Cisco earlier this year announced its Application Control Engine (ACE), which is a blade that resides in a switch deployed between a server and the WAN to speed application delivery. Now WAAS includes the NM-WAE module, a product that fits into Cisco's 2800 and 3800 Integrated Services Routers (ISR). WAAS products plug in to the network - with devices installed symmetrically at the data center and in the branch office to enable technologies such as compression - and can be configured with various administrative and access rights for IT managers, depending on their job description, Cisco says.
WAAS is Cisco's foray into the bustling WAN optimization market, which includes competition from the likes of Expand Networks, F5 Networks, Juniper Networks, Riverbed and more.
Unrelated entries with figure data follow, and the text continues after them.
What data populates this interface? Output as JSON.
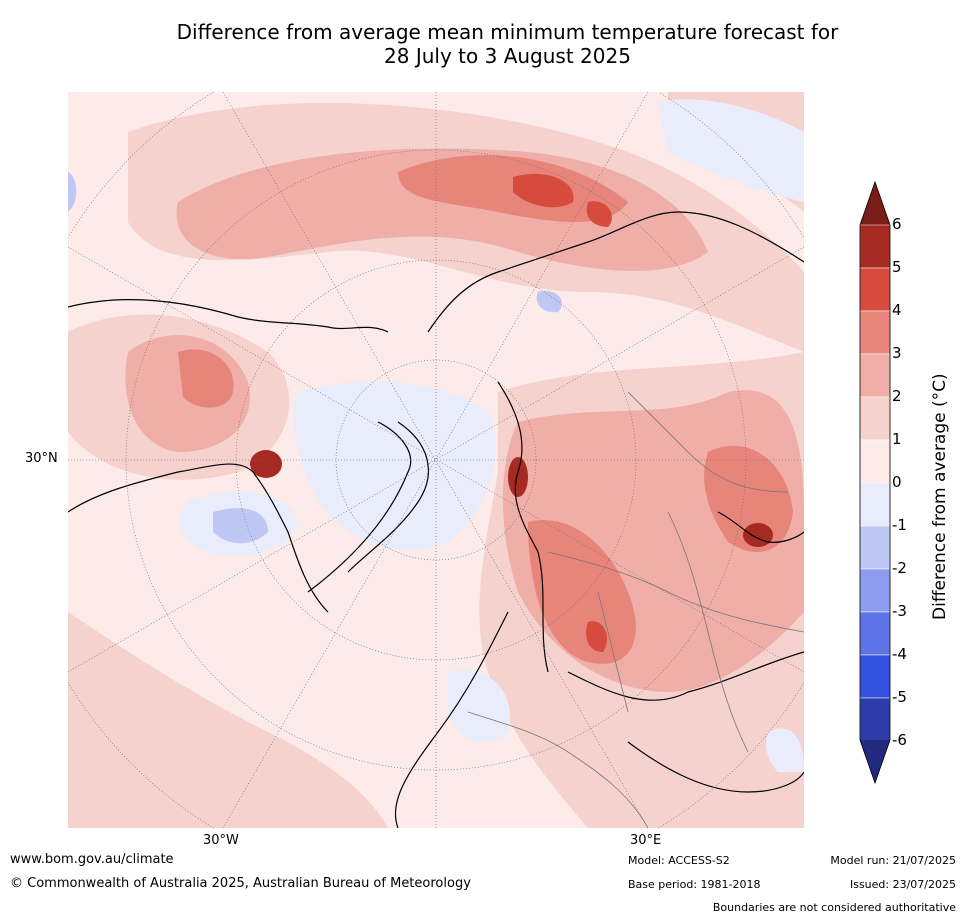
{
  "title_line1": "Difference from average mean minimum temperature forecast for",
  "title_line2": "28 July to 3 August 2025",
  "map_labels": {
    "lat_30n": "30°N",
    "lon_30w": "30°W",
    "lon_30e": "30°E"
  },
  "colorbar": {
    "title": "Difference from average (°C)",
    "ticks": [
      "6",
      "5",
      "4",
      "3",
      "2",
      "1",
      "0",
      "-1",
      "-2",
      "-3",
      "-4",
      "-5",
      "-6"
    ],
    "bins": [
      {
        "range": "5 to 6",
        "color": "#a52a22"
      },
      {
        "range": "4 to 5",
        "color": "#d64b3e"
      },
      {
        "range": "3 to 4",
        "color": "#e8857b"
      },
      {
        "range": "2 to 3",
        "color": "#efaea7"
      },
      {
        "range": "1 to 2",
        "color": "#f5d2ce"
      },
      {
        "range": "0 to 1",
        "color": "#fcebe9"
      },
      {
        "range": "-1 to 0",
        "color": "#e8ecfb"
      },
      {
        "range": "-2 to -1",
        "color": "#bfc8f4"
      },
      {
        "range": "-3 to -2",
        "color": "#8d9cee"
      },
      {
        "range": "-4 to -3",
        "color": "#5d74e6"
      },
      {
        "range": "-5 to -4",
        "color": "#3250df"
      },
      {
        "range": "-6 to -5",
        "color": "#2c3ca8"
      }
    ],
    "top_arrow_color": "#7a1d18",
    "bottom_arrow_color": "#1f2a80"
  },
  "footer": {
    "website": "www.bom.gov.au/climate",
    "copyright": "© Commonwealth of Australia 2025, Australian Bureau of Meteorology",
    "model": "Model: ACCESS-S2",
    "base_period": "Base period: 1981-2018",
    "model_run": "Model run: 21/07/2025",
    "issued": "Issued: 23/07/2025",
    "disclaimer": "Boundaries are not considered authoritative"
  }
}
Protocol optimizations, caching, content distribution, and streaming media technologies are among the features Cisco baked into WAAS. Ideally, Cisco says the technology will allow customers to consolidate distributed servers and storage into centrally managed data centers, while also taking advantage of existing Cisco infrastructure.
"It is significant because Cisco is finally entering the market with a product that appears to be very competitive. From a feature set standpoint, Cisco has done a good job," says Joe Skorupa, a research vice president at Gartner. "The competition has been out long enough that Cisco could see what others were doing and pick and choose the best features and approaches from across the enterprise competitive spectrum and incorporate those into the WAAS."
Cisco, which industry watchers say has been holding back for some time in the WAN optimization market, may have bided its time accurately. Early reviews indicate WAAS could provide the feature-rich product set customers will be looking for as WAN optimization buyers move from best-of-breed point products into second-generation technologies.